Irreversible and extensive pulmonary fibrosis caused by paraquat (PQ) poisoning is the main cause of death induced by PQ poisoning in developing countries. Studies have confirmed that epithelial-mesenchymal transition (EMT) contributes to the process of pulmonary interstitial fibrosis caused by PQ poisoning. Many studies have proved that a variety of miRNAs are involved in the occurrence and development of EMT. Through animal and cell experiments, we established the model of EMT on mouse lung and MLE-12 cell. We found that the expression of Regulator of G-protein signaling 2 (RGS2) was decreased in mice lung tissue and MLE-12 induced by PQ, and over-expressed/inhibited miR-9-8974-5p can decrease/increase the level of RGS2. We found that pirfenidone (PFD) can relieve PQ-induced EMT in mice lung tissue and MLE-12 cells.
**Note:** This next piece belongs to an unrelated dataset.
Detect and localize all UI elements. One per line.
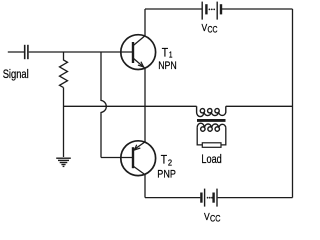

Meanwhile, we found that it had high expression of RGS2 in PFD group. Mimic/inhibited miR-9-8974-5p can aggravate or relieve the EMT with decreasing /increasing the level of RGS2. In conclusion, miR-9-8974-5p can mediate the pulmonary EMT induced by PQ by regulating RGS2. PFD exerts a potential therapeutic effect on PQ-induced pulmonary EMT by regulating miR-9-8974-5p/RGS2 expression.